Revisiting Paraguay 2
The new president Horacio Cartes – a businessman who had never even bothered to vote before, let alone take part in politics – is said to be the richest man in Paraguay. But he has little to show for his first 100 days of government. Instead, he has been undoing some of the positive achievements of President Fernando Lugo – the controversial Catholic bishop who was ousted by what was effectively a parliamentary coup.
The public health service is being undermined and human rights officials have been sacked. Most government revenue goes on maintenance of the public machine. Income tax was only introduced last year. “Paraguay isn’t a poor country. It’s just badly run”, says economist Amilcar Ferreira.
On paper, Paraguay is enjoying an economic boom – 11% growth last year – thanks to agribusiness, which is mostly in the hands of Brazilian and US companies. It now exports more meat than Argentina and soya exports have boomed. Thanks to the huge Itaipu hydreletric dam on the border with Brazil and the new bilateral treaty negociated by Lugo, which greatly increased the benefits from the dam for Asunción, Paraguay is an energy-rich country.
This growth is attracting transnationals. For foreign companies, besides cheap energy, the investment climate is also favourable because of low taxes, low inflation, monetary stability, and the lack of social unrest (which is not the case in Brazil and Argentina, for example). Paraguay’s GDP trebled between 2002 and 2012.
But who benefits from this prosperity? Not the poor, because it is not creating jobs. Their share of the national income has stagnated, while the wealthiest minority has seen its slice of the national pie grow bigger. Commerce, too, is floundering, struggling to compete with large-scale, unchecked contraband.

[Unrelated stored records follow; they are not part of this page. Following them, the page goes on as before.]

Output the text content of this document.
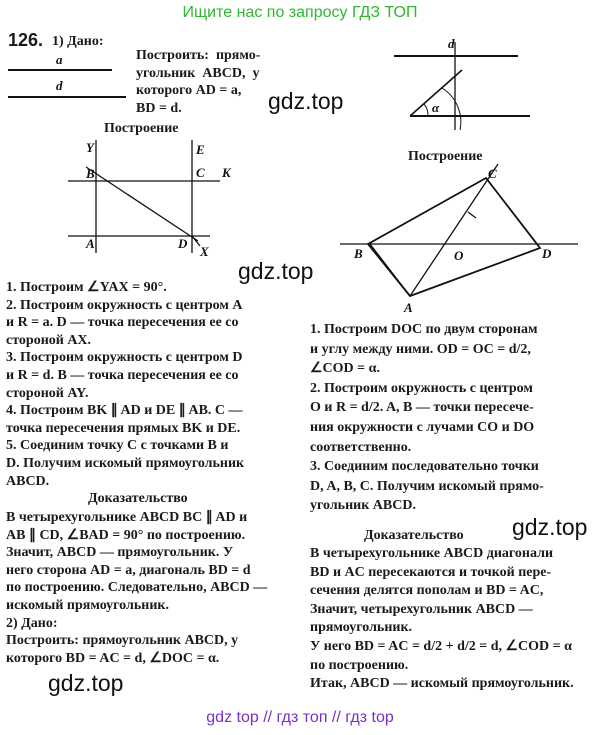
Ищите нас по запросу ГДЗ ТОП
gdz top // гдз топ // гдз top
126. 1) Дано:
a
d
Построить:  прямо-
угольник  ABCD,  у
которого AD = a,
BD = d.
d
α
gdz.top
Построение
Y	E
B	C K
A	D
X
Построение
C
B	O	D
A
gdz.top
1. Построим ∠YAX = 90°.
2. Построим окружность с центром A
и R = a. D — точка пересечения ее со
стороной AX.
3. Построим окружность с центром D
и R = d. B — точка пересечения ее со
стороной AY.
4. Построим BK ∥ AD и DE ∥ AB. C —
точка пересечения прямых BK и DE.
5. Соединим точку C с точками B и
D. Получим искомый прямоугольник
ABCD.
Доказательство
В четырехугольнике ABCD BC ∥ AD и
AB ∥ CD, ∠BAD = 90° по построению.
Значит, ABCD — прямоугольник. У
него сторона AD = a, диагональ BD = d
по построению. Следовательно, ABCD —
искомый прямоугольник.
2) Дано:
Построить: прямоугольник ABCD, у
которого BD = AC = d, ∠DOC = α.
1. Построим DOC по двум сторонам
и углу между ними. OD = OC = d/2,
∠COD = α.
2. Построим окружность с центром
O и R = d/2. A, B — точки пересече-
ния окружности с лучами CO и DO
соответственно.
3. Соединим последовательно точки
D, A, B, C. Получим искомый прямо-
угольник ABCD.
Доказательство
В четырехугольнике ABCD диагонали
BD и AC пересекаются и точкой пере-
сечения делятся пополам и BD = AC,
Значит, четырехугольник ABCD —
прямоугольник.
У него BD = AC = d/2 + d/2 = d, ∠COD = α
по построению.
Итак, ABCD — искомый прямоугольник.
gdz.top
gdz.top
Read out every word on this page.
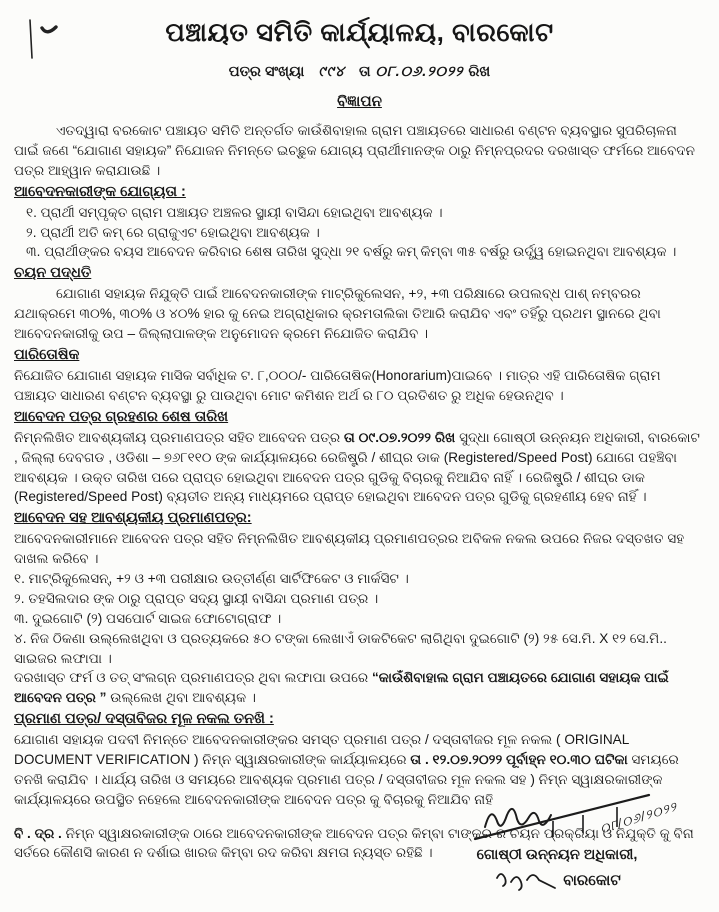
ପଞ୍ଚାୟତ ସମିତି କାର୍ଯ୍ୟାଳୟ, ବାରକୋଟ
ପତ୍ର ସଂଖ୍ୟା ୯୯୪ ତା ୦୮.୦୬.୨୦୨୨ ରିଖ
ବିଜ୍ଞାପନ

ଏତଦ୍ୱାରା ବରକୋଟ ପଞ୍ଚାୟତ ସମିତି ଅନ୍ତର୍ଗତ କାଉଁଶିବାହାଲ ଗ୍ରାମ ପଞ୍ଚାୟତରେ ସାଧାରଣ ବଣ୍ଟନ ବ୍ୟବସ୍ଥାର ସୁପରିଚାଳନା ପାଇଁ ଜଣେ “ଯୋଗାଣ ସହାୟକ” ନିଯୋଜନ ନିମନ୍ତେ ଇଚ୍ଛୁକ ଯୋଗ୍ୟ ପ୍ରାର୍ଥୀମାନଙ୍କ ଠାରୁ ନିମ୍ନପ୍ରଦର ଦରଖାସ୍ତ ଫର୍ମରେ ଆବେଦନ ପତ୍ର ଆହ୍ୱାନ କରାଯାଉଛି ।

ଆବେଦନକାରୀଙ୍କ ଯୋଗ୍ୟତା :

୧. ପ୍ରାର୍ଥୀ ସମ୍ପୃକ୍ତ ଗ୍ରାମ ପଞ୍ଚାୟତ ଅଞ୍ଚଳର ସ୍ଥାୟୀ ବାସିନ୍ଦା ହୋଇଥିବା ଆବଶ୍ୟକ ।

୨. ପ୍ରାର୍ଥୀ ଅତି କମ୍ ରେ ଗ୍ରାଜୁଏଟ ହୋଇଥିବା ଆବଶ୍ୟକ ।

୩. ପ୍ରାର୍ଥୀଙ୍କର ବୟସ ଆବେଦନ କରିବାର ଶେଷ ତାରିଖ ସୁଦ୍ଧା ୨୧ ବର୍ଷରୁ କମ୍ କିମ୍ବା ୩୫ ବର୍ଷରୁ ଉର୍ଦ୍ଧ୍ୱ ହୋଇନଥିବା ଆବଶ୍ୟକ ।

ଚୟନ ପଦ୍ଧତି

ଯୋଗାଣ ସହାୟକ ନିଯୁକ୍ତି ପାଇଁ ଆବେଦନକାରୀଙ୍କ ମାଟ୍ରିକୁଲେସନ, +୨, +୩ ପରିକ୍ଷାରେ ଉପଲବ୍ଧ ପାଶ୍ ନମ୍ବରର ଯଥାକ୍ରମେ ୩୦%, ୩୦% ଓ ୪୦% ହାର କୁ ନେଇ ଅଗ୍ରାଧିକାର କ୍ରମତାଲିକା ତିଆରି କରାଯିବ ଏବଂ ତହିଁରୁ ପ୍ରଥମ ସ୍ଥାନରେ ଥିବା ଆବେଦନକାରୀକୁ ଉପ – ଜିଲ୍ଲାପାଳଙ୍କ ଅନୁମୋଦନ କ୍ରମେ ନିଯୋଜିତ କରାଯିବ ।

ପାରିତୋଷିକ

ନିଯୋଜିତ ଯୋଗାଣ ସହାୟକ ମାସିକ ସର୍ବାଧିକ ଟ. ୮,୦୦୦/- ପାରିତୋଷିକ(Honorarium)ପାଇବେ । ମାତ୍ର ଏହି ପାରିତୋଷିକ ଗ୍ରାମ ପଞ୍ଚାୟତ ସାଧାରଣ ବଣ୍ଟନ ବ୍ୟବସ୍ଥା ରୁ ପାଉଥିବା ମୋଟ କମିଶନ ଅର୍ଥ ର ୮୦ ପ୍ରତିଶତ ରୁ ଅଧିକ ହେଉନଥିବ ।

ଆବେଦନ ପତ୍ର ଗ୍ରହଣର ଶେଷ ତାରିଖ

ନିମ୍ନଲିଖିତ ଆବଶ୍ୟକୀୟ ପ୍ରମାଣପତ୍ର ସହିତ ଆବେଦନ ପତ୍ର ତା ୦୯.୦୭.୨୦୨୨ ରିଖ ସୁଦ୍ଧା ଗୋଷ୍ଠୀ ଉନ୍ନୟନ ଅଧିକାରୀ, ବାରକୋଟ , ଜିଲ୍ଲା ଦେବଗଡ , ଓଡିଶା – ୭୬୮୧୧୦ ଙ୍କ କାର୍ଯ୍ୟାଳୟରେ ରେଜିଷ୍ଟ୍ରି / ଶୀଘ୍ର ଡାକ (Registered/Speed Post) ଯୋଗେ ପହଞ୍ଚିବା ଆବଶ୍ୟକ । ଉକ୍ତ ତାରିଖ ପରେ ପ୍ରାପ୍ତ ହୋଇଥିବା ଆବେଦନ ପତ୍ର ଗୁଡିକୁ ବିଚାରକୁ ନିଆଯିବ ନାହିଁ । ରେଜିଷ୍ଟ୍ରି / ଶୀଘ୍ର ଡାକ (Registered/Speed Post) ବ୍ୟତୀତ ଅନ୍ୟ ମାଧ୍ୟମରେ ପ୍ରାପ୍ତ ହୋଇଥିବା ଆବେଦନ ପତ୍ର ଗୁଡିକୁ ଗ୍ରହଣୀୟ ହେବ ନାହିଁ ।

ଆବେଦନ ସହ ଆବଶ୍ୟକୀୟ ପ୍ରମାଣପତ୍ର:

ଆବେଦନକାରୀମାନେ ଆବେଦନ ପତ୍ର ସହିତ ନିମ୍ନଲିଖିତ ଆବଶ୍ୟକୀୟ ପ୍ରମାଣପତ୍ରର ଅବିକଳ ନକଲ ଉପରେ ନିଜର ଦସ୍ତଖତ ସହ ଦାଖଲ କରିବେ ।

୧. ମାଟ୍ରିକୁଲେସନ୍, +୨ ଓ +୩ ପରୀକ୍ଷାର ଉତ୍ତୀର୍ଣ୍ଣ ସାର୍ଟିଫିକେଟ ଓ ମାର୍କସିଟ ।

୨. ତହସିଲଦାର ଙ୍କ ଠାରୁ ପ୍ରାପ୍ତ ସଦ୍ୟ ସ୍ଥାୟୀ ବାସିନ୍ଦା ପ୍ରମାଣ ପତ୍ର ।

୩. ଦୁଇଗୋଟି (୨) ପସପୋର୍ଟ ସାଇଜ ଫୋଟୋଗ୍ରାଫ ।

୪. ନିଜ ଠିକଣା ଉଲ୍ଲେଖଥିବା ଓ ପ୍ରତ୍ୟକରେ ୫୦ ଟଙ୍କା ଲେଖାଏଁ ଡାକଟିକେଟ ଲାଗିଥିବା ଦୁଇଗୋଟି (୨) ୨୫ ସେ.ମି. X ୧୨ ସେ.ମି.. ସାଇଜର ଲଫାପା ।

ଦରଖାସ୍ତ ଫର୍ମ ଓ ତତ୍ ସଂଲଗ୍ନ ପ୍ରମାଣପତ୍ର ଥିବା ଲଫାପା ଉପରେ “କାଉଁଶିବାହାଲ ଗ୍ରାମ ପଞ୍ଚାୟତରେ ଯୋଗାଣ ସହାୟକ ପାଇଁ ଆବେଦନ ପତ୍ର ” ଉଲ୍ଲେଖ ଥିବା ଆବଶ୍ୟକ ।

ପ୍ରମାଣ ପତ୍ର/ ଦସ୍ତାବିଜର ମୂଳ ନକଲ ତନଖି :

ଯୋଗାଣ ସହାୟକ ପଦବୀ ନିମନ୍ତେ ଆବେଦନକାରୀଙ୍କର ସମସ୍ତ ପ୍ରମାଣ ପତ୍ର / ଦସ୍ତାବୀଜର ମୂଳ ନକଲ ( ORIGINAL DOCUMENT VERIFICATION ) ନିମ୍ନ ସ୍ୱାକ୍ଷରକାରୀଙ୍କ କାର୍ଯ୍ୟାଳୟରେ ତା . ୧୨.୦୭.୨୦୨୨ ପୂର୍ବାହ୍ନ ୧୦.୩୦ ଘଟିକା ସମୟରେ ତନଖି କରାଯିବ । ଧାର୍ଯ୍ୟ ତାରିଖ ଓ ସମୟରେ ଆବଶ୍ୟକ ପ୍ରମାଣ ପତ୍ର / ଦସ୍ତାବୀଜର ମୂଳ ନକଲ ସହ ) ନିମ୍ନ ସ୍ୱାକ୍ଷରକାରୀଙ୍କ କାର୍ଯ୍ୟାଳୟରେ ଉପସ୍ଥିତ ନହେଲେ ଆବେଦନକାରୀଙ୍କ ଆବେଦନ ପତ୍ର କୁ ବିଚାରକୁ ନିଆଯିବ ନାହି

ବି . ଦ୍ର . ନିମ୍ନ ସ୍ୱାକ୍ଷରକାରୀଙ୍କ ଠାରେ ଆବେଦନକାରୀଙ୍କ ଆବେଦନ ପତ୍ର କିମ୍ବା ଟାଙ୍କର ର ଚୟନ ପ୍ରକ୍ରିୟା ଓ ନିଯୁକ୍ତି କୁ ବିନା ସର୍ତରେ କୌଣସି କାରଣ ନ ଦର୍ଶାଇ ଖାରଜ କିମ୍ବା ରଦ କରିବା କ୍ଷମତା ନ୍ୟସ୍ତ ରହିଛି ।

୦୮/୦୬/୨୦୨୨
ଗୋଷ୍ଠୀ ଉନ୍ନୟନ ଅଧିକାରୀ,
ବାରକୋଟ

Walking round Asunción, the contrast is stark. In the rich quarters avenues of Hollywood-style mansions with well-cropped lawns and hosts of sleek Mercedes and BMWs. But on the waterfront near the Cathedral (which is locked and barred), one sees miserable cardboard shacks with scruffy children rooting through rubbish skips.
All is not so calm in other parts of Paraguay. In Concepción, one of the poorest and most backward provinces, a rural guerrilla movement is defying police and army attempts to crush it. The Paraguayan People’s Army – EPP – has ambushed and killed policemen, kidnapped cattle ranchers for ransom and earned the sympathy of the local, extremely poor, population. It has received training from the Colombian FARC, but its aims are vague. It is also said to be in league with Brazil’s criminal organisation, the PCC, and to cultivate plantations of marijuana.
For President Cartes, who is accused of involvement in contraband and who has family members accused of drug trafficking, the EPP may be a useful distraction.
Back in Asunción, the UK government has just reopened the embassy, closed during an economy drive in 2005. This is probably due to the ongoing Malvinas/Falklands dispute, which means that Britain needs allies in the region.
Indeed, history keeps rearing its head in Paraguay. By an ironic twist, the new ambassador to the UK is Miguel Solano Lopez, the great-grandson of the man who, in the 1860s, led Paraguay to a disastrous defeat against the armies of the Triple Alliance (Brazil, Argentina and Uruguay), which was financed and aided by England.
At the Palacio de Justicia, two lawyers showed me the petition they plan to present to a court in Buenos Aires, asking that the treaty, which ended the war nearly 150 years ago, be revoked and Paraguay’s frontiers restored to what they were before the war. The changes would be far-reaching: Brazil, for example, would have to hand back the Iguaçu Falls. Somehow there does not seem much chance of this happening.